# Gotta love a free cage



## FlockLeader (Feb 11, 2014)

So my buddy cleaned out his rental property after the tenant moved out, and he found a brand new bird cage unassembled still in the box.
He offered it to me if I helped him take a load to the dump... i graciously accepted 

Its a A&E Flight Cage, its 32w x 21d x 36h, and there's plenty of room for my 2 ringnecks, who absolutely love it.
They are usually out of the cage all day, i just got them locked up for a few days so they know that is their new cage.

As a side note, I thought A&E was supposed to be a quality company... Granted the cage was in the back of a garage at a rental unit, but it was still packaged and unopened, but there are numerous bent bars, screw holes that are not straight and thusly stripped the screws, the tray was cracked, the cage is black but the tray is white...etc. I have gotten the cheaper no-name cages off amazon that were much better quality than this... just saying.


----------



## BirdCrazyJill (Jan 12, 2011)

*Wow what a great deal for you!! *


----------



## eduardo (Jul 24, 2011)

*Missing screws or mismatched color tray or not, you got a heck of a deal here!

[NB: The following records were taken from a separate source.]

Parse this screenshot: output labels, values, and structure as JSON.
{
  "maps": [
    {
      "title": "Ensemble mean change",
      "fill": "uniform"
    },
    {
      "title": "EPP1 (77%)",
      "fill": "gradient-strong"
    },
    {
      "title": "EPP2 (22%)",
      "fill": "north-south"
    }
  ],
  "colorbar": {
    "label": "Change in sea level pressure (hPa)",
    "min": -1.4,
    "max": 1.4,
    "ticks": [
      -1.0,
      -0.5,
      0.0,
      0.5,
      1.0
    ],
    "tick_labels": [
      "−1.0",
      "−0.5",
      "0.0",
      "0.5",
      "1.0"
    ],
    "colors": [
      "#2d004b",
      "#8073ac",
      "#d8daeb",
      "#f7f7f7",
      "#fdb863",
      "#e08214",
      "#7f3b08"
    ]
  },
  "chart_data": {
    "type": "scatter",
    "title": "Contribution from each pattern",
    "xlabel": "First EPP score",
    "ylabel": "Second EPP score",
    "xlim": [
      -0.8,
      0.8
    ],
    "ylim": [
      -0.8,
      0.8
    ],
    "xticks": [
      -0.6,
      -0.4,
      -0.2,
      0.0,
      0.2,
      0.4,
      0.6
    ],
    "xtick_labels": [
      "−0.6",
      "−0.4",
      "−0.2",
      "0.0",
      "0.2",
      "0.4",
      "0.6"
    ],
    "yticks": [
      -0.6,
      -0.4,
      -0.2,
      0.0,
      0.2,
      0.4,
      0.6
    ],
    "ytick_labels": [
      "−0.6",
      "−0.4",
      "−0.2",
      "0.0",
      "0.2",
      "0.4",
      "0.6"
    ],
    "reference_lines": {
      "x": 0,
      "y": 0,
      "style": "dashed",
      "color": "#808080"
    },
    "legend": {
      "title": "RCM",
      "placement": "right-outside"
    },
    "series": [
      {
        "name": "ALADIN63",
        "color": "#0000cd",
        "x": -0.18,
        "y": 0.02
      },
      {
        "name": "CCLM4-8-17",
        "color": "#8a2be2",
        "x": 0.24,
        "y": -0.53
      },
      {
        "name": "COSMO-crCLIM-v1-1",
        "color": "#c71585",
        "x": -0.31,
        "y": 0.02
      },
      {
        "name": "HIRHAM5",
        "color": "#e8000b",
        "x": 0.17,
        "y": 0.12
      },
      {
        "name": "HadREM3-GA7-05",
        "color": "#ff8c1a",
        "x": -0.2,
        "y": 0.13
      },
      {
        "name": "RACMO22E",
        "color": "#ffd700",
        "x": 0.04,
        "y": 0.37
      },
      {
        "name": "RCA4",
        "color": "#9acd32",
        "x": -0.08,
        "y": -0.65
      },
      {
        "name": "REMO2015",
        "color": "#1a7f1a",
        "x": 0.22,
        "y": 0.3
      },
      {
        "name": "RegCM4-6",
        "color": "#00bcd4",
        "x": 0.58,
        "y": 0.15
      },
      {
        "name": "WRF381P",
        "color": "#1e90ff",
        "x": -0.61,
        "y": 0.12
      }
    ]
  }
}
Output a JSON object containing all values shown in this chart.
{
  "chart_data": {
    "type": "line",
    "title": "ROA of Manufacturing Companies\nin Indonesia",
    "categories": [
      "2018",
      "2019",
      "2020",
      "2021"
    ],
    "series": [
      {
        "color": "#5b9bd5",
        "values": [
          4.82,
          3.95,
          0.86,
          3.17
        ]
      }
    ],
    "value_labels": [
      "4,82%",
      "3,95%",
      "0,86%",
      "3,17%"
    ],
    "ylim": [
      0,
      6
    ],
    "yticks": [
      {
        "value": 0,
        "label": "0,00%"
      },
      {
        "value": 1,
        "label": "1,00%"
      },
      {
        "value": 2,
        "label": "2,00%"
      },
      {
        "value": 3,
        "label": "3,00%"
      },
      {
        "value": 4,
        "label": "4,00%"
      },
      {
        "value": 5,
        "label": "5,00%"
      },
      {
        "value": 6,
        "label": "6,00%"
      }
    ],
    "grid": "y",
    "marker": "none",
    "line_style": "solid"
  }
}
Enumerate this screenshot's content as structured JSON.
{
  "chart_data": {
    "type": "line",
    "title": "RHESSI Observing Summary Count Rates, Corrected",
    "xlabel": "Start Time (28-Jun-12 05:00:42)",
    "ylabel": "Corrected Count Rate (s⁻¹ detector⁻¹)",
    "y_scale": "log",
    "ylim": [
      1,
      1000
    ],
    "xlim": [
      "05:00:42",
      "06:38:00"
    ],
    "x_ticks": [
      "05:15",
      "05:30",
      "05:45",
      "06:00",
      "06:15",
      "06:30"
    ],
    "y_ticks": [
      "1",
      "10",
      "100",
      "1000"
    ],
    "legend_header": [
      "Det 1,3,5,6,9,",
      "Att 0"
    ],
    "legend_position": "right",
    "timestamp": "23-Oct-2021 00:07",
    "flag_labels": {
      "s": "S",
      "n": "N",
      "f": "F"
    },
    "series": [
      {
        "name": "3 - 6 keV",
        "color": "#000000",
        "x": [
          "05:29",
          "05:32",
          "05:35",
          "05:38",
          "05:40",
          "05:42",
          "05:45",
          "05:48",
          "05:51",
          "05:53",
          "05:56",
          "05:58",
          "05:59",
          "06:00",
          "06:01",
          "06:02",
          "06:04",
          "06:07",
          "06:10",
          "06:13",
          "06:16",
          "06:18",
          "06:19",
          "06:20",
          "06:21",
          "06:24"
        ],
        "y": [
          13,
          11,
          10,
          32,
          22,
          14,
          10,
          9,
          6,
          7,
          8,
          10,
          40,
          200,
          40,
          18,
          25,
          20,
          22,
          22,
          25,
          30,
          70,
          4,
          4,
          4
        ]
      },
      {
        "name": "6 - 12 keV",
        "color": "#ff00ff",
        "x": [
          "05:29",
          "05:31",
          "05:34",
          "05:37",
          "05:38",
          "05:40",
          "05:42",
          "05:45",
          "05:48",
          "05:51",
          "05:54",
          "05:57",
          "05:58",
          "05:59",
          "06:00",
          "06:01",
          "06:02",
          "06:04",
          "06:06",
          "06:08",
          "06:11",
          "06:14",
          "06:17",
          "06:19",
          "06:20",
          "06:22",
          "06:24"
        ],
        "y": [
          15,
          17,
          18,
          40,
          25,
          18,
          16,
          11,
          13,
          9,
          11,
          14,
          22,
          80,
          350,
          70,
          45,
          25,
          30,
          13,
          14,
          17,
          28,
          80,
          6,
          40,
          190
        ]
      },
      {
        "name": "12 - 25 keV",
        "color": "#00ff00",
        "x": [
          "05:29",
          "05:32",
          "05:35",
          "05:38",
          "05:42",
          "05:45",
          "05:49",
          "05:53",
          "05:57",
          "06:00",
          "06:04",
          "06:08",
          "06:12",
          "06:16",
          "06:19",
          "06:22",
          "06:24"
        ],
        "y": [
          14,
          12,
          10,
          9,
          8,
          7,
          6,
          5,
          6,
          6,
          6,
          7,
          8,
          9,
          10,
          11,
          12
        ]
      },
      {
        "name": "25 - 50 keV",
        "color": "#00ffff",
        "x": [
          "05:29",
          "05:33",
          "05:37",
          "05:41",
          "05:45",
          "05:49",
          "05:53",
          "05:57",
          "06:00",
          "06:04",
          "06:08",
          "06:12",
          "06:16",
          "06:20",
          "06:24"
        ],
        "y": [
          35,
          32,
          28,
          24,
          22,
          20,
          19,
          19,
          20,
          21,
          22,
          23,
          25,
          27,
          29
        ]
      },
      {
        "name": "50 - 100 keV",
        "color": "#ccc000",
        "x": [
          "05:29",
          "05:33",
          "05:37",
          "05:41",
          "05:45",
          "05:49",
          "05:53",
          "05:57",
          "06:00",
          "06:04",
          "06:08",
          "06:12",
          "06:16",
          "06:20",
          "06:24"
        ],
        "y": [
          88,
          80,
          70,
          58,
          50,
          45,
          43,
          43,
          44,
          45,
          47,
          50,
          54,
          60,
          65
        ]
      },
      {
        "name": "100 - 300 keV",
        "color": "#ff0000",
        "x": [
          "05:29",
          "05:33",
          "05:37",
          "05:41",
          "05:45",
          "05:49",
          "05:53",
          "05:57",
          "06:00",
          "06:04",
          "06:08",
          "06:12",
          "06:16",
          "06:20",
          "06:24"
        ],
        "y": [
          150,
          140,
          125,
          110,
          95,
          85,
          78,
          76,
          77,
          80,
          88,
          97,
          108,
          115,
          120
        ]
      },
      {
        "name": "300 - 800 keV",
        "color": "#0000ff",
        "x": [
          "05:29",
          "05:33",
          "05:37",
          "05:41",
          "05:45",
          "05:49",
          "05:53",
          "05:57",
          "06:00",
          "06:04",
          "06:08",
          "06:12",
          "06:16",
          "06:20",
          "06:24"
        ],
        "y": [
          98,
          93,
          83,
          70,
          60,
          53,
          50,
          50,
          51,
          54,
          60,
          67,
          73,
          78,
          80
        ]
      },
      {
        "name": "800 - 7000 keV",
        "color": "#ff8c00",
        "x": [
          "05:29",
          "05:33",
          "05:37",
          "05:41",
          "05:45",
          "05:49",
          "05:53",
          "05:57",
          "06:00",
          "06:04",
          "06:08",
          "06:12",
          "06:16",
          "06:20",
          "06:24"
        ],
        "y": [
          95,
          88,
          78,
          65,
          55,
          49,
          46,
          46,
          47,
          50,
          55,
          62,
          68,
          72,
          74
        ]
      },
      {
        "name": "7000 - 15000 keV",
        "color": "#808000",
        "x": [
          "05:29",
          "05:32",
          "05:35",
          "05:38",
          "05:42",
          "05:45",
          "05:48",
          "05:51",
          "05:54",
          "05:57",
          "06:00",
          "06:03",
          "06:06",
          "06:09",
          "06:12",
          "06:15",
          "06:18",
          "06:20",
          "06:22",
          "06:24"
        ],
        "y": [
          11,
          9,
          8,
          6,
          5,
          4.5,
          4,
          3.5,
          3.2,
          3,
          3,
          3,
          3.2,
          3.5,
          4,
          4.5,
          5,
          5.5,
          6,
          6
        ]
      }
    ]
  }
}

These cages are worth at least $150! I say, enjoy it!*


----------



## Jonah (Feb 3, 2013)

Greg, I had some of those same issues with my prevue hendryx. Overall I am happy with the product I received for the price I paid. Your price was better though...


----------



## Aisliyna (Sep 8, 2013)

What a steal!  They look happy in there


----------



## kwatson (Jan 19, 2014)

Great deal


----------



## AnimalKaperz (Jun 19, 2012)

Maybe it was a "second" that they got and got it cheap? You know, like, a forklift broke the crates or something? You'll probably never know, but at least your price was right! :thumbsup:


----------